Como está escrito: No hay justo, ni aun uno; No hay quien entienda, No hay quien busque a Dios. Todos se desviaron, a una se hicieron inútiles; No hay quien haga lo bueno, no hay ni siquiera uno. Sepulcro abierto es su garganta; Con su lengua engañan. Veneno de áspides hay debajo de sus labios; Su boca está llena de maldición y de amargura. Sus pies se apresuran para derramar sangre; Quebranto y desventura hay en sus caminos; Y no conocieron camino de paz. No hay temor de Dios delante de sus ojos. Romanos 3:10–18
Dios siempre desea lo mejor para nosotros. La Escritura nos muestra que Él es paciente con la humanidad porque no quiere que nadie se pierda, sino que todos procedan al arrepentimiento. Muchos creyentes pueden dar testimonio de ello, pues antes de entregar su vida a Cristo recibieron una y otra vez muestras de la paciencia y la misericordia de Dios.
Si alguna vez pensamos que el Señor concede nuevas oportunidades sin tomar en serio el pecado, basta con leer el pasaje de hoy.

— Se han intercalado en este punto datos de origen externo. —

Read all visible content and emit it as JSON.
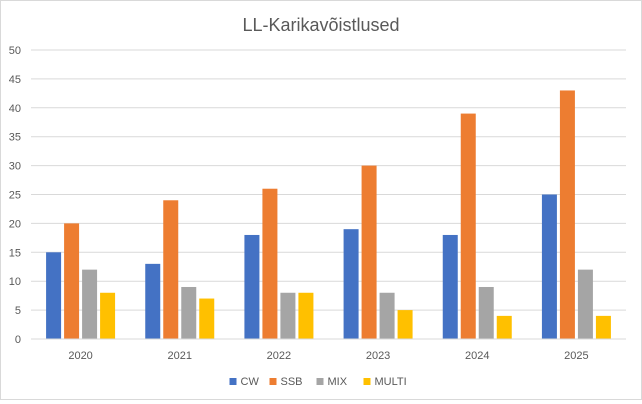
{
  "chart_data": {
    "type": "bar",
    "title": "LL-Karikavõistlused",
    "xlabel": "",
    "ylabel": "",
    "ylim": [
      0,
      50
    ],
    "yticks": [
      0,
      5,
      10,
      15,
      20,
      25,
      30,
      35,
      40,
      45,
      50
    ],
    "grid": true,
    "legend_position": "bottom",
    "categories": [
      "2020",
      "2021",
      "2022",
      "2023",
      "2024",
      "2025"
    ],
    "series": [
      {
        "name": "CW",
        "color": "#4472c4",
        "values": [
          15,
          13,
          18,
          19,
          18,
          25
        ]
      },
      {
        "name": "SSB",
        "color": "#ed7d31",
        "values": [
          20,
          24,
          26,
          30,
          39,
          43
        ]
      },
      {
        "name": "MIX",
        "color": "#a5a5a5",
        "values": [
          12,
          9,
          8,
          8,
          9,
          12
        ]
      },
      {
        "name": "MULTI",
        "color": "#ffc000",
        "values": [
          8,
          7,
          8,
          5,
          4,
          4
        ]
      }
    ]
  }
}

Allí encontramos una descripción de la condición humana vista desde la perspectiva divina. Por más que intentemos ser buenos por nuestras propias fuerzas, nunca podremos alcanzar el estándar perfecto de santidad que Dios demanda. Todos hemos fallado y todos necesitamos Su ayuda.
La maravillosa noticia es que la gracia de Dios es infinitamente mayor que nuestros pecados. Donde abundó el pecado, sobreabundó la gracia. Nuestro Padre celestial conoce nuestras debilidades, pero no nos abandona a causa de ellas.

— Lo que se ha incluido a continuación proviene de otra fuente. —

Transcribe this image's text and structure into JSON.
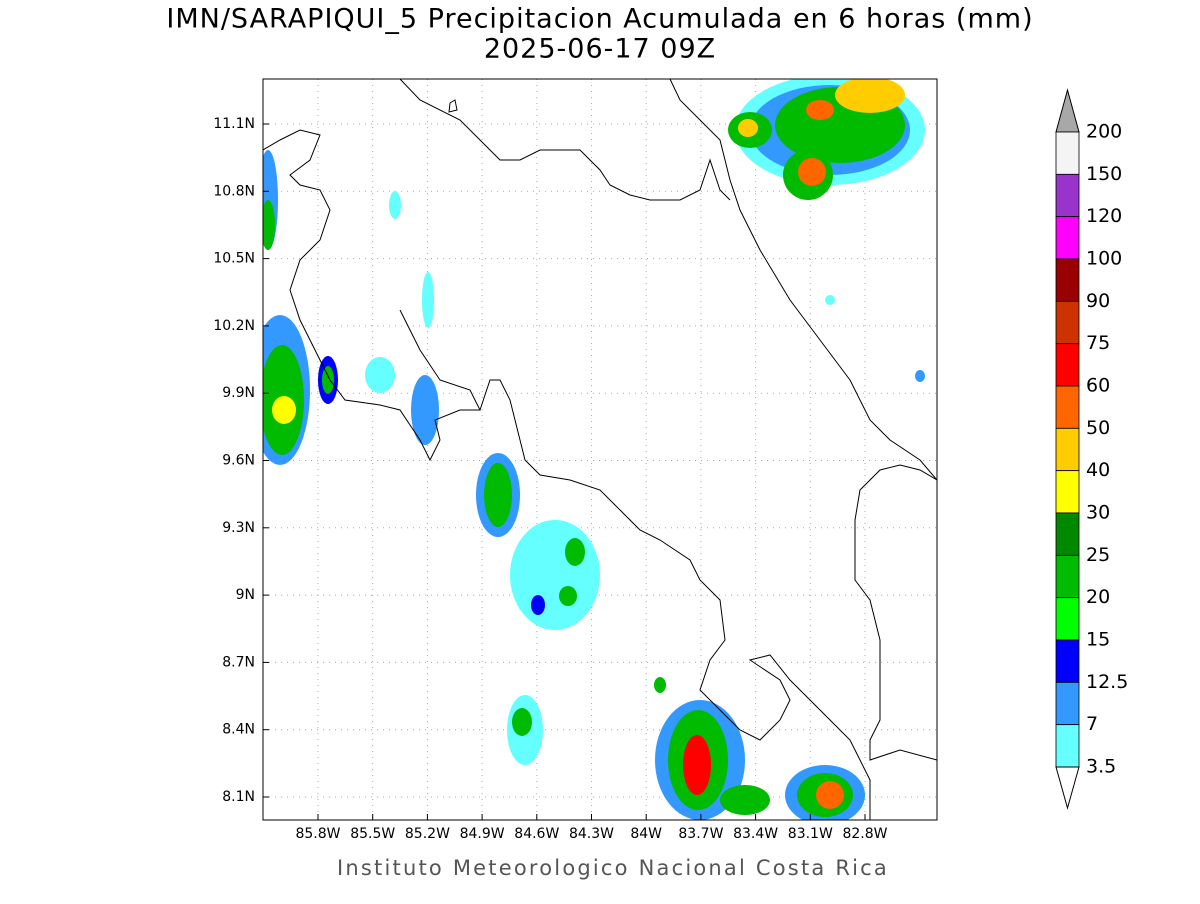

Sin embargo, Dios también es un Juez justo y santo. No puede ignorar el pecado ni fingir que no existe. Si lo hiciera, dejaría de ser el Dios perfecto que revelan las Escrituras. Por eso, en Su amor, llevó a cabo un plan de salvación. Todo aquel que pone su fe en Jesucristo recibe perdón y es reconciliado con Dios. Por medio de la fe somos justificados y disfrutamos de paz con Él.
Gracias a Cristo, nuestra historia ya no está definida por nuestros errores. Cuando Dios mira a Sus hijos, ve la justicia de Su Hijo cubriendo sus vidas. La culpa ha sido removida y la relación con el Padre ha sido restaurada.
Jesús es mucho más que una segunda oportunidad; Él es nuestra única esperanza de salvación. Sin Él no habría perdón, ni justificación, ni gracia. Por eso, hoy es un buen momento para detenernos y agradecer al Señor por el regalo incomparable de Su amor y misericordia.
Padre celestial, gracias porque Tu gracia es mayor que todos mis pecados y porque en Cristo me has dado perdón y una nueva vida. Gracias por no rendirte conmigo y por ofrecerme esperanza cuando no la merecía. Ayúdame a vivir cada día agradecido por Tu misericordia y a recordar que mi salvación descansa únicamente en la obra perfecta de Jesús. En El Nombre de Jesús, Amén.